Apart from maintaining the ethics of the legal profession to which all attorneys should adhere, the General Legal Council also plays an integral role in the admission of attorneys being enrolled to practise in the several courts in the Island of Jamaica. Over the existence of the Council it has sought the intervention of Parliament in introducing legislation to enhance its powers in carrying out its statutory mandate. As an example of such legislation, there are the Legal Profession (Accounts and Records) Regulations 1999 which became operative in September 1999.
The Council’s functions were substantially extended by the amendments to the Act that were enacted by Parliament in October, 2012. The Council actively promoted the implementation of these amendments for more than a decade.
The Council has the following additional functions as a result:
- A compensation fund has been established to compensate persons for losses suffered as a result of any act or omission by attorneys. Regulations are to be promulgated that will make provision for the funding and operation of the fund.

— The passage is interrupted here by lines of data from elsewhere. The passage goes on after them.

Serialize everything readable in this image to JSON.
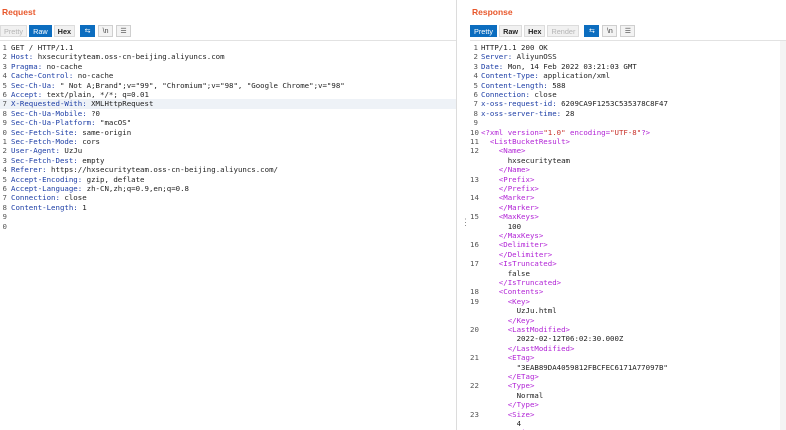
{
  "request": {
    "title": "Request",
    "tabs": [
      "Pretty",
      "Raw",
      "Hex"
    ],
    "active_tab": "Raw",
    "icons": [
      "wrap-lines-icon",
      "newline-icon",
      "menu-icon"
    ],
    "icon_glyphs": [
      "⇆",
      "\\n",
      "☰"
    ],
    "lines": [
      {
        "n": "1",
        "k": "",
        "v": "GET / HTTP/1.1"
      },
      {
        "n": "2",
        "k": "Host:",
        "v": " hxsecurityteam.oss-cn-beijing.aliyuncs.com"
      },
      {
        "n": "3",
        "k": "Pragma:",
        "v": " no-cache"
      },
      {
        "n": "4",
        "k": "Cache-Control:",
        "v": " no-cache"
      },
      {
        "n": "5",
        "k": "Sec-Ch-Ua:",
        "v": " \" Not A;Brand\";v=\"99\", \"Chromium\";v=\"98\", \"Google Chrome\";v=\"98\""
      },
      {
        "n": "6",
        "k": "Accept:",
        "v": " text/plain, */*; q=0.01"
      },
      {
        "n": "7",
        "k": "X-Requested-With:",
        "v": " XMLHttpRequest"
      },
      {
        "n": "8",
        "k": "Sec-Ch-Ua-Mobile:",
        "v": " ?0"
      },
      {
        "n": "9",
        "k": "Sec-Ch-Ua-Platform:",
        "v": " \"macOS\""
      },
      {
        "n": "0",
        "k": "Sec-Fetch-Site:",
        "v": " same-origin"
      },
      {
        "n": "1",
        "k": "Sec-Fetch-Mode:",
        "v": " cors"
      },
      {
        "n": "2",
        "k": "User-Agent:",
        "v": " UzJu"
      },
      {
        "n": "3",
        "k": "Sec-Fetch-Dest:",
        "v": " empty"
      },
      {
        "n": "4",
        "k": "Referer:",
        "v": " https://hxsecurityteam.oss-cn-beijing.aliyuncs.com/"
      },
      {
        "n": "5",
        "k": "Accept-Encoding:",
        "v": " gzip, deflate"
      },
      {
        "n": "6",
        "k": "Accept-Language:",
        "v": " zh-CN,zh;q=0.9,en;q=0.8"
      },
      {
        "n": "7",
        "k": "Connection:",
        "v": " close"
      },
      {
        "n": "8",
        "k": "Content-Length:",
        "v": " 1"
      },
      {
        "n": "9",
        "k": "",
        "v": ""
      },
      {
        "n": "0",
        "k": "",
        "v": ""
      }
    ]
  },
  "response": {
    "title": "Response",
    "tabs": [
      "Pretty",
      "Raw",
      "Hex",
      "Render"
    ],
    "active_tab": "Pretty",
    "icons": [
      "wrap-lines-icon",
      "newline-icon",
      "menu-icon"
    ],
    "icon_glyphs": [
      "⇆",
      "\\n",
      "☰"
    ],
    "lines": [
      {
        "n": "1",
        "parts": [
          [
            "plain",
            "HTTP/1.1 200 OK"
          ]
        ]
      },
      {
        "n": "2",
        "parts": [
          [
            "hkey",
            "Server:"
          ],
          [
            "plain",
            " AliyunOSS"
          ]
        ]
      },
      {
        "n": "3",
        "parts": [
          [
            "hkey",
            "Date:"
          ],
          [
            "plain",
            " Mon, 14 Feb 2022 03:21:03 GMT"
          ]
        ]
      },
      {
        "n": "4",
        "parts": [
          [
            "hkey",
            "Content-Type:"
          ],
          [
            "plain",
            " application/xml"
          ]
        ]
      },
      {
        "n": "5",
        "parts": [
          [
            "hkey",
            "Content-Length:"
          ],
          [
            "plain",
            " 588"
          ]
        ]
      },
      {
        "n": "6",
        "parts": [
          [
            "hkey",
            "Connection:"
          ],
          [
            "plain",
            " close"
          ]
        ]
      },
      {
        "n": "7",
        "parts": [
          [
            "hkey",
            "x-oss-request-id:"
          ],
          [
            "plain",
            " 6209CA9F1253C535378C8F47"
          ]
        ]
      },
      {
        "n": "8",
        "parts": [
          [
            "hkey",
            "x-oss-server-time:"
          ],
          [
            "plain",
            " 28"
          ]
        ]
      },
      {
        "n": "9",
        "parts": []
      },
      {
        "n": "10",
        "parts": [
          [
            "tag",
            "<?xml "
          ],
          [
            "attr",
            "version="
          ],
          [
            "aval",
            "\"1.0\""
          ],
          [
            "attr",
            " encoding="
          ],
          [
            "aval",
            "\"UTF-8\""
          ],
          [
            "tag",
            "?>"
          ]
        ]
      },
      {
        "n": "11",
        "parts": [
          [
            "tag",
            "  <ListBucketResult>"
          ]
        ]
      },
      {
        "n": "12",
        "parts": [
          [
            "tag",
            "    <Name>"
          ]
        ]
      },
      {
        "n": "",
        "parts": [
          [
            "plain",
            "      hxsecurityteam"
          ]
        ]
      },
      {
        "n": "",
        "parts": [
          [
            "tag",
            "    </Name>"
          ]
        ]
      },
      {
        "n": "13",
        "parts": [
          [
            "tag",
            "    <Prefix>"
          ]
        ]
      },
      {
        "n": "",
        "parts": [
          [
            "tag",
            "    </Prefix>"
          ]
        ]
      },
      {
        "n": "14",
        "parts": [
          [
            "tag",
            "    <Marker>"
          ]
        ]
      },
      {
        "n": "",
        "parts": [
          [
            "tag",
            "    </Marker>"
          ]
        ]
      },
      {
        "n": "15",
        "parts": [
          [
            "tag",
            "    <MaxKeys>"
          ]
        ]
      },
      {
        "n": "",
        "parts": [
          [
            "plain",
            "      100"
          ]
        ]
      },
      {
        "n": "",
        "parts": [
          [
            "tag",
            "    </MaxKeys>"
          ]
        ]
      },
      {
        "n": "16",
        "parts": [
          [
            "tag",
            "    <Delimiter>"
          ]
        ]
      },
      {
        "n": "",
        "parts": [
          [
            "tag",
            "    </Delimiter>"
          ]
        ]
      },
      {
        "n": "17",
        "parts": [
          [
            "tag",
            "    <IsTruncated>"
          ]
        ]
      },
      {
        "n": "",
        "parts": [
          [
            "plain",
            "      false"
          ]
        ]
      },
      {
        "n": "",
        "parts": [
          [
            "tag",
            "    </IsTruncated>"
          ]
        ]
      },
      {
        "n": "18",
        "parts": [
          [
            "tag",
            "    <Contents>"
          ]
        ]
      },
      {
        "n": "19",
        "parts": [
          [
            "tag",
            "      <Key>"
          ]
        ]
      },
      {
        "n": "",
        "parts": [
          [
            "plain",
            "        UzJu.html"
          ]
        ]
      },
      {
        "n": "",
        "parts": [
          [
            "tag",
            "      </Key>"
          ]
        ]
      },
      {
        "n": "20",
        "parts": [
          [
            "tag",
            "      <LastModified>"
          ]
        ]
      },
      {
        "n": "",
        "parts": [
          [
            "plain",
            "        2022-02-12T06:02:30.000Z"
          ]
        ]
      },
      {
        "n": "",
        "parts": [
          [
            "tag",
            "      </LastModified>"
          ]
        ]
      },
      {
        "n": "21",
        "parts": [
          [
            "tag",
            "      <ETag>"
          ]
        ]
      },
      {
        "n": "",
        "parts": [
          [
            "plain",
            "        \"3EAB89DA4059812FBCFEC6171A77097B\""
          ]
        ]
      },
      {
        "n": "",
        "parts": [
          [
            "tag",
            "      </ETag>"
          ]
        ]
      },
      {
        "n": "22",
        "parts": [
          [
            "tag",
            "      <Type>"
          ]
        ]
      },
      {
        "n": "",
        "parts": [
          [
            "plain",
            "        Normal"
          ]
        ]
      },
      {
        "n": "",
        "parts": [
          [
            "tag",
            "      </Type>"
          ]
        ]
      },
      {
        "n": "23",
        "parts": [
          [
            "tag",
            "      <Size>"
          ]
        ]
      },
      {
        "n": "",
        "parts": [
          [
            "plain",
            "        4"
          ]
        ]
      },
      {
        "n": "",
        "parts": [
          [
            "tag",
            "      </Size>"
          ]
        ]
      }
    ]
  },
  "divider": {
    "handle_glyph": "⋮"
  }
}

- A condition of being issued a practising certificate in any year is that an attorney has satisfied the requirements for continuing legal professional development during the previous year. The Council will administer this process.
- The Council can now take action to protect clients’ property, when that property is at risk as a result of developments such as an attorney dying, being declared bankrupt or leaving the island without making suitable arrangements for clients’ files and property.